In a world of hostages to the ever flickering virtue signal, cherish the appeal of evil, the spectacle of it. The entertainers who are ostracized and adored at the same time and band together like a pack of strays, are baiting and daring you to finish the job of letting them off the plantation assembly line. Ever since Kanye stepped out with his array of ghastly outcasts to promote the album meant to elegize his mother, I’ve been thinking about how the only liberation of this age is to cancel yourself over and over in a looping will to power. Hurry up and tell all of the secrets people could eventually use against you, admit to your bad deeds, indulge them, enhance them, love them, respect them, they are going to liberate you from other people’s needs and pedestals and opinions.

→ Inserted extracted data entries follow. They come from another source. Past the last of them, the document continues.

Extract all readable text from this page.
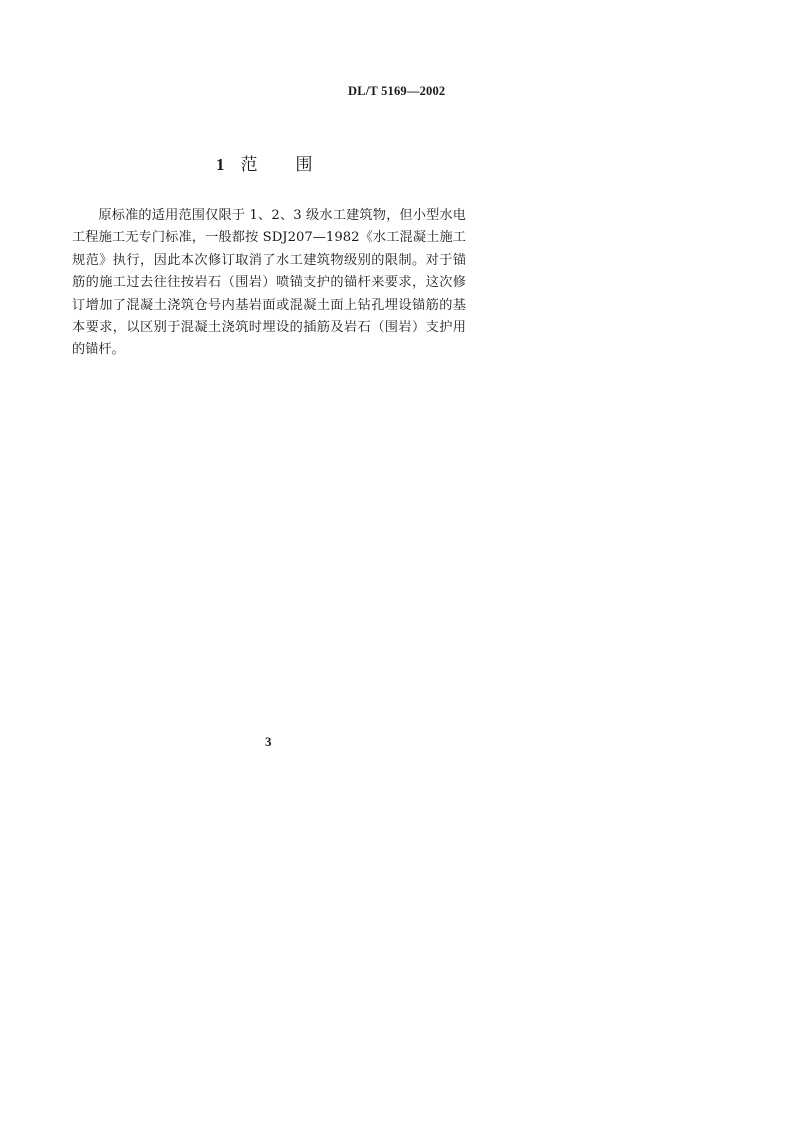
DL/T 5169—2002
1 范围

原标准的适用范围仅限于 1、2、3 级水工建筑物，但小型水电工程施工无专门标准，一般都按 SDJ207—1982《水工混凝土施工规范》执行，因此本次修订取消了水工建筑物级别的限制。对于锚筋的施工过去往往按岩石（围岩）喷锚支护的锚杆来要求，这次修订增加了混凝土浇筑仓号内基岩面或混凝土面上钻孔埋设锚筋的基本要求，以区别于混凝土浇筑时埋设的插筋及岩石（围岩）支护用的锚杆。

3
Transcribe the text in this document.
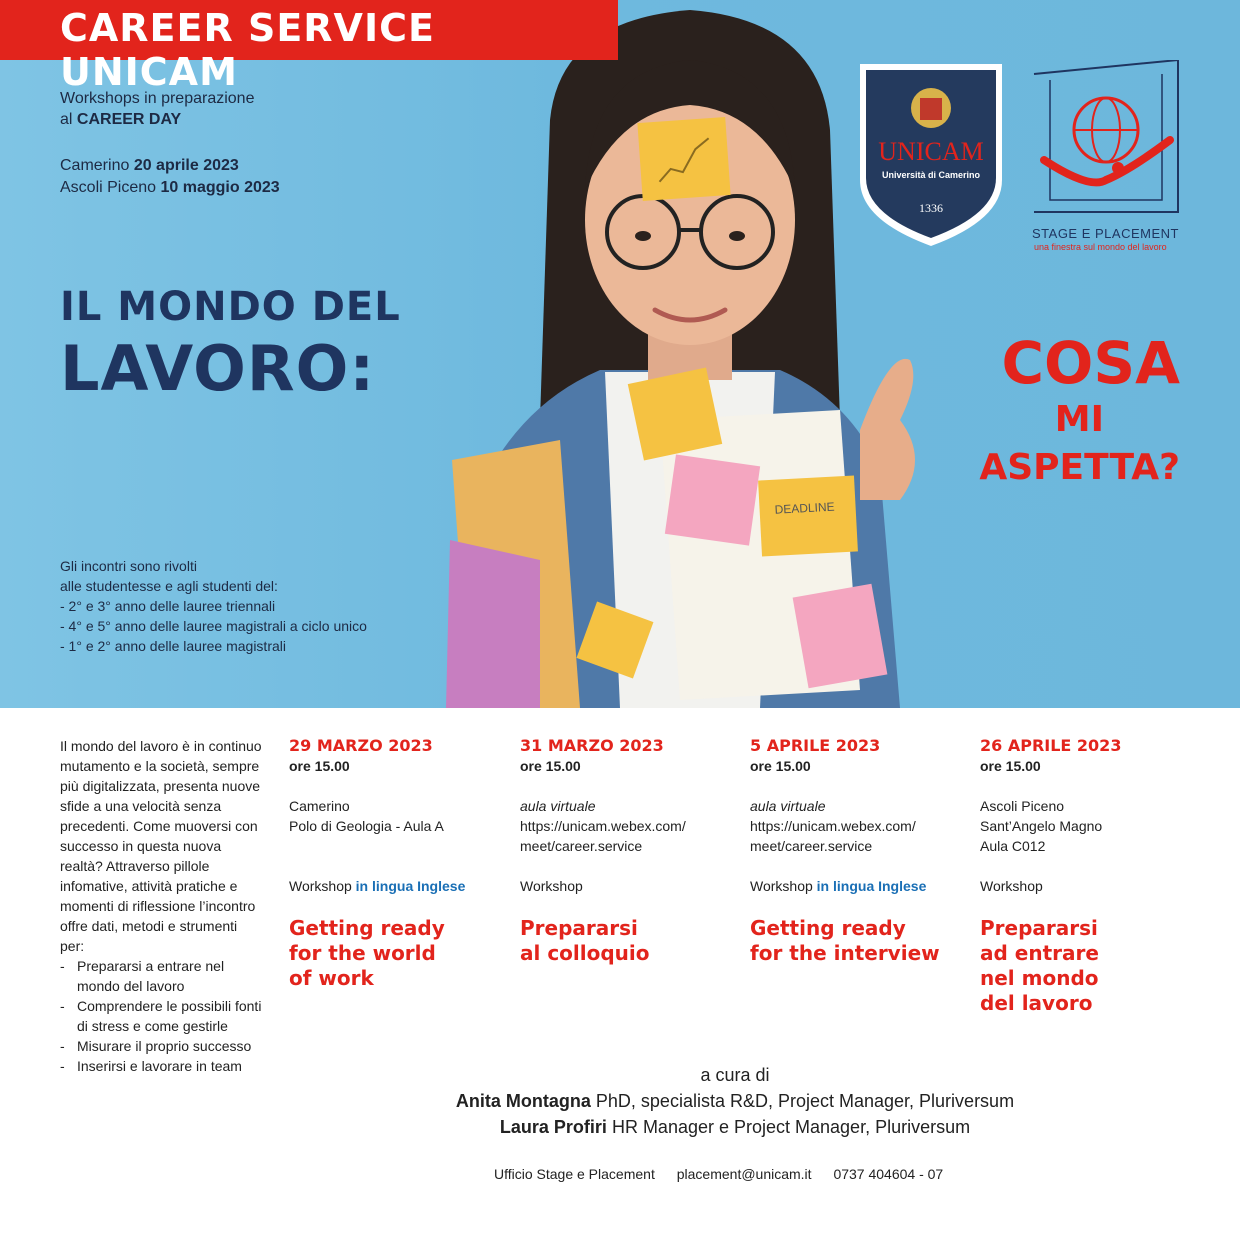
DEADLINE
CAREER SERVICE UNICAM
Workshops in preparazione
al CAREER DAY
Camerino 20 aprile 2023
Ascoli Piceno 10 maggio 2023
IL MONDO DEL
LAVORO:	COSA
MI
ASPETTA?
Gli incontri sono rivolti
alle studentesse e agli studenti del:
- 2° e 3° anno delle lauree triennali
- 4° e 5° anno delle lauree magistrali a ciclo unico
- 1° e 2° anno delle lauree magistrali
UNICAM
Università di Camerino
1336
STAGE E PLACEMENT
una finestra sul mondo del lavoro
Il mondo del lavoro è in continuo mutamento e la società, sempre più digitalizzata, presenta nuove sfide a una velocità senza precedenti. Come muoversi con successo in questa nuova realtà? Attraverso pillole infomative, attività pratiche e momenti di riflessione l’incontro offre dati, metodi e strumenti per:
- Prepararsi a entrare nel mondo del lavoro
- Comprendere le possibili fonti di stress e come gestirle
- Misurare il proprio successo
- Inserirsi e lavorare in team
29 MARZO 2023
ore 15.00
Camerino
Polo di Geologia - Aula A
Workshop in lingua Inglese
Getting ready
for the world
of work
31 MARZO 2023
ore 15.00
aula virtuale
https://unicam.webex.com/
meet/career.service
Workshop
Prepararsi
al colloquio
5 APRILE 2023
ore 15.00
aula virtuale
https://unicam.webex.com/
meet/career.service
Workshop in lingua Inglese
Getting ready
for the interview
26 APRILE 2023
ore 15.00
Ascoli Piceno
Sant’Angelo Magno
Aula C012
Workshop
Prepararsi
ad entrare
nel mondo
del lavoro
a cura di
Anita Montagna PhD, specialista R&D, Project Manager, Pluriversum
Laura Profiri HR Manager e Project Manager, Pluriversum
Ufficio Stage e Placement placement@unicam.it 0737 404604 - 07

We pretend to love heroes, but we only respect sinners and villains. Villains are honest, and more powerful, sometimes even more endearing for being so helplessly themselves. No one can take them down, they are already down, they can only improve. Ye went on to set himself on fire beside all the undesirables he had invited to the show. They were there to help ruin him into invincibility. If you think he cares whether you think he’s good or evil, you’re the pawn, as expendable as the flame thrower. He would do anything to trick you into watching his persona die, so he can have a life again and regain a personality and sentiments and gestures that aren’t rehearsed or numbed out by scrutiny. Fanatics are boring and a little psychotic. Entertainers have one option in the face of them: to be a disappointment, to blemish their reputations in public. The entrapment remains, even then, that even when ruined they make some of the most satisfying music in the world and are inundated all over again by unworthy enemies called fans. What can we do about the fact that some criminals have beautiful singing voices? Should we outlaw singing? Maybe we can outlaw remorse or lament. Should we get out of the shadow of their music? Or should we join it and do some crimes that make us worthy of some blues.